とある企業の恋愛事情 -ある社長令嬢と家庭教師の場合-
 それから白鳥は度々会社を訪れるようになった。

 訪れたと言っても来るのは執務室にいる聖の所へだけで、あれ以降会社の中を見学したりしているわけではないようだ。

 執務室から度々虫酸が走る声が聞こえてきて、本堂は何度資料をぐしゃぐしゃに丸めたか分からない。

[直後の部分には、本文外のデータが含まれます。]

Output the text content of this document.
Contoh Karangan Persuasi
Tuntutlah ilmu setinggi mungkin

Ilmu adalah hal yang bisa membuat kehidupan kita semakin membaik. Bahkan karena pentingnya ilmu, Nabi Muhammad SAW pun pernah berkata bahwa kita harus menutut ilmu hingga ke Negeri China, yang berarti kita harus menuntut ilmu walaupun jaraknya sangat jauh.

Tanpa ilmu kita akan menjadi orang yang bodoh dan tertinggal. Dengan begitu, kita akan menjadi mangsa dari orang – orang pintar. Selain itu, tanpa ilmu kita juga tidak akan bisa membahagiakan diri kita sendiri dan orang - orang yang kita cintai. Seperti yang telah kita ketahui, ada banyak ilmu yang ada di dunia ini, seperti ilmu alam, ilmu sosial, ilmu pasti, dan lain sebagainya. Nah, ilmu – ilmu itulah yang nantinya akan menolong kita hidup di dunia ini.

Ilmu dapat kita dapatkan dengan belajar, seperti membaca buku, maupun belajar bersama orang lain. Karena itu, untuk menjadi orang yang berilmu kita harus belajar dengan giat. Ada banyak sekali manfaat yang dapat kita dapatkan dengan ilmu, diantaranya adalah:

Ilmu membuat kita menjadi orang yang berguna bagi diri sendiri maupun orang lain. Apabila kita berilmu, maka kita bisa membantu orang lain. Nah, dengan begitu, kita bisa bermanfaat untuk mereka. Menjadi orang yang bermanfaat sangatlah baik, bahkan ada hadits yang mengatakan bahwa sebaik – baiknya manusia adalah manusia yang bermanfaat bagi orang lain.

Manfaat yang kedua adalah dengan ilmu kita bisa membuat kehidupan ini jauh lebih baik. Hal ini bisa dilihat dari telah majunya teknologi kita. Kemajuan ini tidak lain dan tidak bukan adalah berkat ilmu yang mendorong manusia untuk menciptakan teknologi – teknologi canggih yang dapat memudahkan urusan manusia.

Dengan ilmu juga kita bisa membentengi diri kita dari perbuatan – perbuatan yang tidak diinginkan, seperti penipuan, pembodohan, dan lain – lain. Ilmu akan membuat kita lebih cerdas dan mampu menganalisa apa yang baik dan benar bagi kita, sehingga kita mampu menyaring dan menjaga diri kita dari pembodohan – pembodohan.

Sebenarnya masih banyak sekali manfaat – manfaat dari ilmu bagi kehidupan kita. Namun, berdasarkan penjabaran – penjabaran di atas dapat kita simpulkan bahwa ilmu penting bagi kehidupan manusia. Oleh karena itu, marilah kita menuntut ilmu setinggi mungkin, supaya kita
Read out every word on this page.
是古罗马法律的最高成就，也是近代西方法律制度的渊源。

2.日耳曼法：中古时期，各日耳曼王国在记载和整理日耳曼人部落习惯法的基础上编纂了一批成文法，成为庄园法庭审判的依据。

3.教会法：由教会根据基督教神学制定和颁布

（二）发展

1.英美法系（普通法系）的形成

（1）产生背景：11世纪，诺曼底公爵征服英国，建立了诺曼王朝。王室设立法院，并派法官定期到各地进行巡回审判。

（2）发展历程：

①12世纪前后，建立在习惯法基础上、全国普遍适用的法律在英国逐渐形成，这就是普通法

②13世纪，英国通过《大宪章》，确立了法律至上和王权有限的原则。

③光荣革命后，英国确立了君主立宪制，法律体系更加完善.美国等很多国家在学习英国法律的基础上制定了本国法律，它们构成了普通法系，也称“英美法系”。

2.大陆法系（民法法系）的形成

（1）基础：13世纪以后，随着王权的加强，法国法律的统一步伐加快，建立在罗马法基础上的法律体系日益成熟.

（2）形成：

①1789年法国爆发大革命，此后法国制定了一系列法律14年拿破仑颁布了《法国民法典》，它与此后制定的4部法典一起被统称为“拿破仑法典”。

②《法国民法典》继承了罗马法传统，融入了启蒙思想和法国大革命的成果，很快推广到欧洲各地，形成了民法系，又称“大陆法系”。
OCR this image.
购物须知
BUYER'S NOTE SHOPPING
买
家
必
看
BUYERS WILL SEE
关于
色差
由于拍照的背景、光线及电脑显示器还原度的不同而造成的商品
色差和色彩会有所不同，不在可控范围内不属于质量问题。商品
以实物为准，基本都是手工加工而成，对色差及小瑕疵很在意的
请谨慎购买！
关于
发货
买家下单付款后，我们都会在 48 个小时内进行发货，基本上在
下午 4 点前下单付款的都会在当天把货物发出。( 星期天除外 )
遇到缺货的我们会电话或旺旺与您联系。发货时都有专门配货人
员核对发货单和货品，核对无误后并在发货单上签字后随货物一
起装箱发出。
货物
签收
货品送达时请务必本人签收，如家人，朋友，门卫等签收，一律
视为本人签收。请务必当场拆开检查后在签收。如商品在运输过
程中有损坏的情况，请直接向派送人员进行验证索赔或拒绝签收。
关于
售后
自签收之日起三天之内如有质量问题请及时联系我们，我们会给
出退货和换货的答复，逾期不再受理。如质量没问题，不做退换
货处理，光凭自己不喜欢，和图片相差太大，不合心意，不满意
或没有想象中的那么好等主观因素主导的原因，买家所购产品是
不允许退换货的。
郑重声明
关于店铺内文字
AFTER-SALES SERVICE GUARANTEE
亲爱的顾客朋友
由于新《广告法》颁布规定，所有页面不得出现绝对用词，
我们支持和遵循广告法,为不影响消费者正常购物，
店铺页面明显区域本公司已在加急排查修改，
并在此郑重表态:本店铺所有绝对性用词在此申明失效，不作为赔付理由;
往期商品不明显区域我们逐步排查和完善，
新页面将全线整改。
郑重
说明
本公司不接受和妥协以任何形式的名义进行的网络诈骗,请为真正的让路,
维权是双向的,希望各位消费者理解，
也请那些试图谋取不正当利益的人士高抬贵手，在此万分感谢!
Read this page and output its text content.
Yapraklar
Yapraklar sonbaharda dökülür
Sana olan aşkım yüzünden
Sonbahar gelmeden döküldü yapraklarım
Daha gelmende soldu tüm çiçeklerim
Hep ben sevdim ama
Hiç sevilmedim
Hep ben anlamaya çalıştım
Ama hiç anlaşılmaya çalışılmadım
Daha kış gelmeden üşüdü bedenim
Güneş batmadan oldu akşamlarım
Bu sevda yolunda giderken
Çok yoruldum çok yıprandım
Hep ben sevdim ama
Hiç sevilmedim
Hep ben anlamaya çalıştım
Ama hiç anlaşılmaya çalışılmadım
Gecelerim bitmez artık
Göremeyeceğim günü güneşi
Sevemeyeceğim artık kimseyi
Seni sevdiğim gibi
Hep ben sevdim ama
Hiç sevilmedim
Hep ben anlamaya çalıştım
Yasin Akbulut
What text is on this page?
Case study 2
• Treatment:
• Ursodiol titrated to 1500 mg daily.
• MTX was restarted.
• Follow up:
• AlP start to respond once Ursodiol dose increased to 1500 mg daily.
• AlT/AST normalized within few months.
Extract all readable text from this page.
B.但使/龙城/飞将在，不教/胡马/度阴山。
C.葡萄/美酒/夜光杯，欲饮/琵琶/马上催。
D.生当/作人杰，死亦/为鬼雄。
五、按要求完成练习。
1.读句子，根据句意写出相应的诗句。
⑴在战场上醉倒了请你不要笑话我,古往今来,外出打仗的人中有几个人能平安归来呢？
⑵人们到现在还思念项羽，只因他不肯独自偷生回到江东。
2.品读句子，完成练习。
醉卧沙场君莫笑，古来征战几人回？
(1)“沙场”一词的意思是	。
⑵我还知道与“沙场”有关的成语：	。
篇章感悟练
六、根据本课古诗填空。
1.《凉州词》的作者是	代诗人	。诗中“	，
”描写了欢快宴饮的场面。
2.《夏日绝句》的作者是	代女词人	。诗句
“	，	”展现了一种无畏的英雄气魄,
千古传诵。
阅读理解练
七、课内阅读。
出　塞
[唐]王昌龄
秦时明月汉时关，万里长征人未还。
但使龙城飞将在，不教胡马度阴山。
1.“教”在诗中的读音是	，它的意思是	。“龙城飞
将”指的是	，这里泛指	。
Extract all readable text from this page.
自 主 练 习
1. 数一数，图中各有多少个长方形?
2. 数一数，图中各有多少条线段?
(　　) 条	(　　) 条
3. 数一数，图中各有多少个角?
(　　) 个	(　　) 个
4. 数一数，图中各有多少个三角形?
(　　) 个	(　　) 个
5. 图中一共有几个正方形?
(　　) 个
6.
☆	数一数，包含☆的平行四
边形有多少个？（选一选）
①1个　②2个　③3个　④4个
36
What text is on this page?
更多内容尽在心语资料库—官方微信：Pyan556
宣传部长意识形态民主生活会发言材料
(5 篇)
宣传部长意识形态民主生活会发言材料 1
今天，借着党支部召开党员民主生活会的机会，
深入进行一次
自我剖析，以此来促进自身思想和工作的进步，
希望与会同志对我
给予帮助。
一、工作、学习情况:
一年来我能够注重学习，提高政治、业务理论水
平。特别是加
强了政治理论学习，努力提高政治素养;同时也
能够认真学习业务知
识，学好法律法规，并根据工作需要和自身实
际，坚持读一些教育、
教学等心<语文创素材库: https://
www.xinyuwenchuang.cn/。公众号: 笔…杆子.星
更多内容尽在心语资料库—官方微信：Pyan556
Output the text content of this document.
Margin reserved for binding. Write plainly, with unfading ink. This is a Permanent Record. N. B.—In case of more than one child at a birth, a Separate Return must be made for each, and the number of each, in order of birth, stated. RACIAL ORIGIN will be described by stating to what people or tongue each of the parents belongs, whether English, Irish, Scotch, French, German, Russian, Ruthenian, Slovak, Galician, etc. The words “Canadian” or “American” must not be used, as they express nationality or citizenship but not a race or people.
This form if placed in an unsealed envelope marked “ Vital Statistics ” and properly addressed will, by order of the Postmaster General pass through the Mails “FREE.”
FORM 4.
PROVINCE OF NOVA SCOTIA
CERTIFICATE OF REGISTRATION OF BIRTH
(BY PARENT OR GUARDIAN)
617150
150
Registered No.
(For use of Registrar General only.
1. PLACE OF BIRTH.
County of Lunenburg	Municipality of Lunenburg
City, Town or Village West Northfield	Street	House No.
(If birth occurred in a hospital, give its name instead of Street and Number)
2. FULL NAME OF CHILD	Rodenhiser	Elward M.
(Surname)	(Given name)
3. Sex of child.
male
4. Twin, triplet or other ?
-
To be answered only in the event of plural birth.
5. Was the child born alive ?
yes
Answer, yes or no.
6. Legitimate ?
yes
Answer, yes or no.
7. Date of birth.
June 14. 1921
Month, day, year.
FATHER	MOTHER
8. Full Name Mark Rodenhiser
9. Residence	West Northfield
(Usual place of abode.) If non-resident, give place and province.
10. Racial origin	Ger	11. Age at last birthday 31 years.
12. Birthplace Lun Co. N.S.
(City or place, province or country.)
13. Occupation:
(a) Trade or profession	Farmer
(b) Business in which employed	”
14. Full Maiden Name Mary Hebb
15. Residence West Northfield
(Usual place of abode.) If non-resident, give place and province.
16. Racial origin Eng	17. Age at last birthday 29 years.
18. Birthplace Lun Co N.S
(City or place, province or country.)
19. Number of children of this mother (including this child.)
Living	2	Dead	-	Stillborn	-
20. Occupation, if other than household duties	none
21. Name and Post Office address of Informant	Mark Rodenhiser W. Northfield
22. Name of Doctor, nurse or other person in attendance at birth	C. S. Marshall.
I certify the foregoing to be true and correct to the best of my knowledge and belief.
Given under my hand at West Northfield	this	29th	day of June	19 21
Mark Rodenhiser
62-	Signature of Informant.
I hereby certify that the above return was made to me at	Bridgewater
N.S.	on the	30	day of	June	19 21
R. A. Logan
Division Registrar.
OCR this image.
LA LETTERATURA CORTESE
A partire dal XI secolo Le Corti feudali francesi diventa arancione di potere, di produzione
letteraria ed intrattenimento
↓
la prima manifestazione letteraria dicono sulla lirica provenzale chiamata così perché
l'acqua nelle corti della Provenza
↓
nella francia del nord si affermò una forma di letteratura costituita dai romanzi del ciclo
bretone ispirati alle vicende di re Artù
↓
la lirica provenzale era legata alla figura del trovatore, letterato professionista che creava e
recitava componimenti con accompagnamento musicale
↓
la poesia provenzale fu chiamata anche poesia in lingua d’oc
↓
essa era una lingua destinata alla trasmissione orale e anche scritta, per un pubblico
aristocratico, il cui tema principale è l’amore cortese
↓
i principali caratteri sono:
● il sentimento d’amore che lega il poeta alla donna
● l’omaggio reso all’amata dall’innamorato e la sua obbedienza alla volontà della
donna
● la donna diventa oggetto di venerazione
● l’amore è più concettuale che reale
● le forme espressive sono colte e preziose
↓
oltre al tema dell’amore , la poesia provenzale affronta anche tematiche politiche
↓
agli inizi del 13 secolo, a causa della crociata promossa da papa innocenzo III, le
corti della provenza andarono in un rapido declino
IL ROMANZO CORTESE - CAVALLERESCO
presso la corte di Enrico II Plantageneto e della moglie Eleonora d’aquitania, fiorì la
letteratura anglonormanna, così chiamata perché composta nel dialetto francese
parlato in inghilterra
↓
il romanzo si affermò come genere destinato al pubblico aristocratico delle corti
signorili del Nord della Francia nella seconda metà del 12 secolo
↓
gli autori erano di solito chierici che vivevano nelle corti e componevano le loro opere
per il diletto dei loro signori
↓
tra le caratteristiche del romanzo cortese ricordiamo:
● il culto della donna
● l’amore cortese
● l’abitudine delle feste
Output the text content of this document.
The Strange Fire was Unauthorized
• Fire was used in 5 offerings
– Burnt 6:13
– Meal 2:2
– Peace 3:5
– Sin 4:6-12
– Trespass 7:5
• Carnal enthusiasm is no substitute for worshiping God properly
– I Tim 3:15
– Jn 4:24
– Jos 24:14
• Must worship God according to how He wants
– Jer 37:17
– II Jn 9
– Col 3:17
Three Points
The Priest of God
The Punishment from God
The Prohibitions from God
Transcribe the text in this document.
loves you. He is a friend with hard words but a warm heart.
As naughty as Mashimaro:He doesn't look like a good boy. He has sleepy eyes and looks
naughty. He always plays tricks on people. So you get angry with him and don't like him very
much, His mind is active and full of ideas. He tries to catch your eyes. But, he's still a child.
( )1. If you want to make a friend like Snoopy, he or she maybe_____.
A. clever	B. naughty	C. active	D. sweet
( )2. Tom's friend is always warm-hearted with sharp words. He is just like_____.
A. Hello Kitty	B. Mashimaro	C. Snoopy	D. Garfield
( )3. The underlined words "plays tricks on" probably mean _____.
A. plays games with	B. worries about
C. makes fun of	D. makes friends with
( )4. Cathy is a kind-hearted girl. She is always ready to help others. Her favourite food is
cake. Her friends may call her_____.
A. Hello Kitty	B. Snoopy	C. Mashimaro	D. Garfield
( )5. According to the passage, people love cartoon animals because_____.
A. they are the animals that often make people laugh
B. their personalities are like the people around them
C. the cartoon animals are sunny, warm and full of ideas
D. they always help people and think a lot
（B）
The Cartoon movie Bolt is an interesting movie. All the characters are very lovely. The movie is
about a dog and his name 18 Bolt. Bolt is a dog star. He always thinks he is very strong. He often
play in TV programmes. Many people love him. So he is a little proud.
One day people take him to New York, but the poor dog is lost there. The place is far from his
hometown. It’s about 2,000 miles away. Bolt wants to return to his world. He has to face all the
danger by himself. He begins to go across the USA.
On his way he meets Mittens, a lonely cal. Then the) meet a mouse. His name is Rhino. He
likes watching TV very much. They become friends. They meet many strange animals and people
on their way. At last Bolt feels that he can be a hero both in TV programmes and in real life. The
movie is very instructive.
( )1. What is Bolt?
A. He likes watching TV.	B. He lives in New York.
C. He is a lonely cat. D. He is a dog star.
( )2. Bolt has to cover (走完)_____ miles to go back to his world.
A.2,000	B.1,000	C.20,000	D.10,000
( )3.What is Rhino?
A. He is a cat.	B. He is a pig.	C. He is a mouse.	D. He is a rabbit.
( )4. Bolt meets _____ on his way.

 今日もコピー用紙を無駄にして、それですっかり満タンになったゴミ箱に何度目かのシュートを決めた。

「……資源の無駄使いはやめろ」

 シュートは綺麗に決まったが、本堂は不愉快なままで、青葉も苛立った様子でペンを何度もカチカチと鳴らした。

 原因は、隣の部屋から聞こえてくる雑音だ。

「それなら今あいつに出してるコーヒーも無駄使いだな」

「……やめろよ。一応あんな男でも婚約者なんだ」

「お前が『一応あんな男』って言うってことは相当悪いって認めてるってことだろ」

「ここで言うな。聞こえたらどうするんだ」

 もともと小声で喋っているから聞こえはしないだろうが、それでも万が一聞こえたら大事件だ。本堂も青葉も解雇されるに違いない。
 
 白鳥家は明治から続く家柄で、正義の言う通り元を辿れば華族の血筋だそうだ。

 家からは何人か議員を輩出していて、会社経営も手広く行なっている。

 藤宮家に比べれば財力はないが、各界への繋がりが強く、発言力もある。正義にとってはまたとない縁談だった。

 白鳥家にとっても、日本有数の大企業である藤宮家と繋がることは大きなプラスになると踏んだのだろう。

 双方の利害が一致したこの縁談は、政略結婚以外のなにものでもなかった。
 
 本堂はあの時、聖が最後に言った言葉を思い出した。

 ────大丈夫。

 その意味を考えて、すぐに一つの結論に行き着いた。

 聖は自分を助けようとしたのだろうか。だから白鳥との婚約を受け入れたのだろうか。白鳥のような男は聖が一番嫌っている類の男のはずだ。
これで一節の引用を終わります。